Le reste de l'album reste heureusement sur une bonne impression d'ensemble.
Get up and dance ouvre l'album en choisissant l'audace : des choeurs féminins chez les Doors ! Bah, pourquoi pas ? La chanson est agréable, elle passe bien. Susbiste néanmoins ce léger malaise d'une joie forcée un peu comme si on avait mis Manzarek et Krieger à composer avec des flingues pointés directement sur eux. Verdilac suinte la coolitude et le groove. Ce titre démarre blues façon L.A Woman... avant de vite prendre un virage funky, jazz-rock et psychédélique en plus (super solo de saxo de Charles Lloyd au passage).
Et puis il y a The mosquito (qui sera reprise à sa manière par Joe Dassin !), délire complet qui débute façon mexicaine (Krieger racontait que tout partait d'une petite chanson entendue lors de vacances à Mexico par un groupe mariachi) pour virer en jam façon Mahavishnu Orchestra (en plus court toutefois) avec l'énergie et la fougue d'un Light my fire retrouvées (Krieger se déchaîne comme au live de 68 au Hollywood bowl, de quoi regretter que le titre ne fasse que 5mn).
Et n'oublions pas The piano bird et ses passages de flûte enchanteurs.
Mais quand l'album paraît en 1972, le monde est passé à autre chose.
Le psychédélisme des Doors ne marque plus. Le groupe lui-même est de plus au bord de l'implosion. Les tournées, la dépression, la fatigue, les critiques constamment négatives qu'on leur renvoie à tour de rôle dans la gueule... C'est comme s'ils étaient fautifs d'avoir survécu à Jim Morrison. Le groupe se sépare momentanément pour prendre des vacances et faire le point tandis que Manzarek s'angoisse mortellement parce que la grossesse de sa femme ne se déroule pas si bien. Holzman (boss d'Elektra alors) ne presse aucunement le groupe pour un troisième disque sans Jim, il quitte d'ailleurs le label à la fin 1973.
C'est dans cette tourmente que les Doors prennent fin.
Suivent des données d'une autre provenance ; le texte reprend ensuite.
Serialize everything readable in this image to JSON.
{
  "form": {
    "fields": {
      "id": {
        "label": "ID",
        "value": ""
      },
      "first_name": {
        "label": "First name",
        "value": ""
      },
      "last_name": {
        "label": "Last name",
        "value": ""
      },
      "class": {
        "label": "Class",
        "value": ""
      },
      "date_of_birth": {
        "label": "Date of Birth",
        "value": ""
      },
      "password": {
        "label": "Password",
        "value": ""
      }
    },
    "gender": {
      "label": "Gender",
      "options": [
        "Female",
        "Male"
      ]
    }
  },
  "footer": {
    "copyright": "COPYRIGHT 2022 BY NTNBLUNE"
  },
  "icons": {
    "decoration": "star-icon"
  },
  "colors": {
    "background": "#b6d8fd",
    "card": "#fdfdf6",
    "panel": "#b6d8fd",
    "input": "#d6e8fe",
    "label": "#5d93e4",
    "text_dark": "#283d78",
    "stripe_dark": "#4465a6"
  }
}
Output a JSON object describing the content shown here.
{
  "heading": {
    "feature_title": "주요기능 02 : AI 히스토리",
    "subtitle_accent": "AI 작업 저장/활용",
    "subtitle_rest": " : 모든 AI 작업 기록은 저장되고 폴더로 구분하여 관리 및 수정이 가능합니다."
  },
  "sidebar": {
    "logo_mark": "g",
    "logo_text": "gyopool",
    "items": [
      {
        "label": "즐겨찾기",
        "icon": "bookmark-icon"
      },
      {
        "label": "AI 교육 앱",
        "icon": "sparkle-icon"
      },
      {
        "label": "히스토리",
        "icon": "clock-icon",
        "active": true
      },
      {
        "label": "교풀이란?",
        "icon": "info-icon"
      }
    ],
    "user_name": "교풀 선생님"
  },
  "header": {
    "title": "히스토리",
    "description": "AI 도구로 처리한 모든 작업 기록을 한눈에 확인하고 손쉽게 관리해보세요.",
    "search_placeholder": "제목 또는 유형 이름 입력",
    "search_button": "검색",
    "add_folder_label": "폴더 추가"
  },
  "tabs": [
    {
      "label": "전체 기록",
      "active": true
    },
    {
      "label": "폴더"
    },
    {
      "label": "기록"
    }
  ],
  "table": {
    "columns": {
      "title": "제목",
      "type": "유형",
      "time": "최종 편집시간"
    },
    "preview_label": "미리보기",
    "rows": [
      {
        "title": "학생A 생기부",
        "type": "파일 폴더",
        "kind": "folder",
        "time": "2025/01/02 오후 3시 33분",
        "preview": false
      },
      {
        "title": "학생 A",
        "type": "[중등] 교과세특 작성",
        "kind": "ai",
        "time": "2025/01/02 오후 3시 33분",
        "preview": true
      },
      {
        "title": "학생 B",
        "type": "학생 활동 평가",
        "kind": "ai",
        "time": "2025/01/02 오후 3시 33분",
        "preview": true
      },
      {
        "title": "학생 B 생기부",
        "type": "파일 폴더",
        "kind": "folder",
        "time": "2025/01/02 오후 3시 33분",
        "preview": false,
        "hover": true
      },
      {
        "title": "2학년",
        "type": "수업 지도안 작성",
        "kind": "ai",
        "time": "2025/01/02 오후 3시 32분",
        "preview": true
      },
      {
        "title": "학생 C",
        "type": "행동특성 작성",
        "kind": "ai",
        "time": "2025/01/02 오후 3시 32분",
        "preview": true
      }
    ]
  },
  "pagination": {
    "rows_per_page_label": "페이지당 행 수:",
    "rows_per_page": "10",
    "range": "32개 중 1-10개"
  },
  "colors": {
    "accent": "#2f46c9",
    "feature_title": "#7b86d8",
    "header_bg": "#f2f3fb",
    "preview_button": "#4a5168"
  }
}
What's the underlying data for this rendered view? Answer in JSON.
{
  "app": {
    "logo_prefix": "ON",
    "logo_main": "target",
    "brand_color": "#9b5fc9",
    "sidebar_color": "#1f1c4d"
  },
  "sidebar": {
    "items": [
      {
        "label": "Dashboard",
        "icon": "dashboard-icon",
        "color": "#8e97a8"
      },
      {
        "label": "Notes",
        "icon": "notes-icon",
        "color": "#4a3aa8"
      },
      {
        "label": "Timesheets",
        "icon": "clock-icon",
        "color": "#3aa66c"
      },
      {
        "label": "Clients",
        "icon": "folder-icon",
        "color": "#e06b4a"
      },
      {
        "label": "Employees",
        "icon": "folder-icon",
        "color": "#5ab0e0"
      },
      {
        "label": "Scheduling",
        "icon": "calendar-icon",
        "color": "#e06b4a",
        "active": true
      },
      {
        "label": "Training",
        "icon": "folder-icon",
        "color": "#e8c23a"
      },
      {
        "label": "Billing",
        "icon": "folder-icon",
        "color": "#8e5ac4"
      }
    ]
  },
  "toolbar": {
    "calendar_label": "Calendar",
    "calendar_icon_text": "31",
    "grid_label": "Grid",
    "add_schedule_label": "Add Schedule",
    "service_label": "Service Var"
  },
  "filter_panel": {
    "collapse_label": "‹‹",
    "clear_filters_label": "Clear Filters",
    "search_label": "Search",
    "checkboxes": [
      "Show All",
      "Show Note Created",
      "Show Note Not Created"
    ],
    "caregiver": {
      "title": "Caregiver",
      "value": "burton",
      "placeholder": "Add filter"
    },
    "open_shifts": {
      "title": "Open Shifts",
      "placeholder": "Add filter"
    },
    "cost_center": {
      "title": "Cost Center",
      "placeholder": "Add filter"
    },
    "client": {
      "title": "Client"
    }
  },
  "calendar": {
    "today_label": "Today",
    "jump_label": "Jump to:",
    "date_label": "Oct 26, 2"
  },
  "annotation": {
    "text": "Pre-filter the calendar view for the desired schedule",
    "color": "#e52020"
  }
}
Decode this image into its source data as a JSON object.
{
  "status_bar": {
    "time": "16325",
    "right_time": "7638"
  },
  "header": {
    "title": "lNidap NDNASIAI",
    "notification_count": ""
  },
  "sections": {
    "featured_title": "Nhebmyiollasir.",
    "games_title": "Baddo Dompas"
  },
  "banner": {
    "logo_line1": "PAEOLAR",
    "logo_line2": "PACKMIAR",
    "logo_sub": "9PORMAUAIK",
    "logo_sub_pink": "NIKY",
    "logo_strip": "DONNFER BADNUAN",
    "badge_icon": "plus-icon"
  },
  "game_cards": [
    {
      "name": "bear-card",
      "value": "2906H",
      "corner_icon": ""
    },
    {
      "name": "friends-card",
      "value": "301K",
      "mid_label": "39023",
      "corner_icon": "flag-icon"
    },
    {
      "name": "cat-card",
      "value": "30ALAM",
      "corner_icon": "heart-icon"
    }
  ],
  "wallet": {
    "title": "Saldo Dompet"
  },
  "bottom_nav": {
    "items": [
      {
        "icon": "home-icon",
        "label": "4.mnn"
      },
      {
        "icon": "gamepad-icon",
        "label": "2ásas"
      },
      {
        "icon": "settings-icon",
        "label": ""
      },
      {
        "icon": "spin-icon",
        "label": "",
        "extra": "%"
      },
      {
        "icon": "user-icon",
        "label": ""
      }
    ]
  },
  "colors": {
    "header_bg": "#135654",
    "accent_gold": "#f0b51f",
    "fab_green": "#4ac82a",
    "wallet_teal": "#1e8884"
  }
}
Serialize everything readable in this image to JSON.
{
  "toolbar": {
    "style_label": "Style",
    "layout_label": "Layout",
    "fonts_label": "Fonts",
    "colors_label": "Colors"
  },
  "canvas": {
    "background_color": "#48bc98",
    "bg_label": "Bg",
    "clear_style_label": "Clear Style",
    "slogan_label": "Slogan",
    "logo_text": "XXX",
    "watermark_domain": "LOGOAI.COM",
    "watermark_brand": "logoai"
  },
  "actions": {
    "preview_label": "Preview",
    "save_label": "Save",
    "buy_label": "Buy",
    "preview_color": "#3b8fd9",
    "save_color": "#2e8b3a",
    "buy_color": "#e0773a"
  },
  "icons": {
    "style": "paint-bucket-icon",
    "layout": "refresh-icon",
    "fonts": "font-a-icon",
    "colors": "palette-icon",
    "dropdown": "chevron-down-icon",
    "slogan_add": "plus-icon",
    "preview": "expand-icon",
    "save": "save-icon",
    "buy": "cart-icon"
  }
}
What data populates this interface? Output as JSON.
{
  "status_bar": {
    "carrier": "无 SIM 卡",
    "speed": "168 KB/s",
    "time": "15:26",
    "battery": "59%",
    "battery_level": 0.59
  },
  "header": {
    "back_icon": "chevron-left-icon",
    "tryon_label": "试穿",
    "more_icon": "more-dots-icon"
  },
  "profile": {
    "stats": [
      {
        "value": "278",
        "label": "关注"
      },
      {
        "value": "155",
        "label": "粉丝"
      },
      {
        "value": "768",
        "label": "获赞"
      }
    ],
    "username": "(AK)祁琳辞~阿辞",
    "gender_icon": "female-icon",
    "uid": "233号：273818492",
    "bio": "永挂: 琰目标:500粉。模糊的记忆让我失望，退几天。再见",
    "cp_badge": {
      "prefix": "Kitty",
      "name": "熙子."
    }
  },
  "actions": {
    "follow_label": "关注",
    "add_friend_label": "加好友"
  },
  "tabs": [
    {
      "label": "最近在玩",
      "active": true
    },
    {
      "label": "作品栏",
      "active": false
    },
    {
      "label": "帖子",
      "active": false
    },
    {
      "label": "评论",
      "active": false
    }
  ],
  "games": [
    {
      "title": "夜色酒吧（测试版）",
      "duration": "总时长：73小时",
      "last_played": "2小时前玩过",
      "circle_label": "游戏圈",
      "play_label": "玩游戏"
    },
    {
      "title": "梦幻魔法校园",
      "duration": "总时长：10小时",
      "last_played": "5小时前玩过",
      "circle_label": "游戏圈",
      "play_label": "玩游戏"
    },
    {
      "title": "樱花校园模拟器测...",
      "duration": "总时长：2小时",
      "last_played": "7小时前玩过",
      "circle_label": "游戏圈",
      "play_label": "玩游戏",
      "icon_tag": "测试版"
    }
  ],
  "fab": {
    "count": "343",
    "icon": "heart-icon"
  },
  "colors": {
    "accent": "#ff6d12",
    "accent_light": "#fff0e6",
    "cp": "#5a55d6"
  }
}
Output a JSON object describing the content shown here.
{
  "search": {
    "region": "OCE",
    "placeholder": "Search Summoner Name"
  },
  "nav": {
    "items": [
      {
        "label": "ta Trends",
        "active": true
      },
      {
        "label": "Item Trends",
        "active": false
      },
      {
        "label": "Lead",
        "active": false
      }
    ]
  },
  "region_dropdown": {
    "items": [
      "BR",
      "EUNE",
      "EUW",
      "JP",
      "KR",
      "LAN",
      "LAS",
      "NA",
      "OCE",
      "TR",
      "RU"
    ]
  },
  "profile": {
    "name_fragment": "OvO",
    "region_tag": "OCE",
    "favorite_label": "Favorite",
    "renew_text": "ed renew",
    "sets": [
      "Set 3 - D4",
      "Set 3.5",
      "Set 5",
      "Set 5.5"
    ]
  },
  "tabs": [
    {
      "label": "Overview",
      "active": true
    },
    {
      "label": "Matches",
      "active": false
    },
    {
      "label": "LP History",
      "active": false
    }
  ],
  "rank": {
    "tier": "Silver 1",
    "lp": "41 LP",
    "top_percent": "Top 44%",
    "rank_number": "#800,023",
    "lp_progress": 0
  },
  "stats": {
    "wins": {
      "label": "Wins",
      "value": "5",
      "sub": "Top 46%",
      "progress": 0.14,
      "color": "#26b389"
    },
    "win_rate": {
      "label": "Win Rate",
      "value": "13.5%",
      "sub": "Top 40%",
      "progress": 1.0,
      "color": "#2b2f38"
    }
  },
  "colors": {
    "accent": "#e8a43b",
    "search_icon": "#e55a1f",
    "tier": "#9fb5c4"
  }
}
Bien sûr après il y aura quand même An american prayer, l'album hommage à Morrison et de multiples reformations mais ça c'est une autre histoire. Full Circle pendant longtemps a été un album maudit, probablement plus que Other voices et pourtant il est à redécouvrir comme son aîné. Les récentes rééditions de ces deux disques en 2015 permettent à nouveau de redécouvrir des joyaux et voir que l'époque une fois de plus ne fut pas clémente envers ses perles cachées.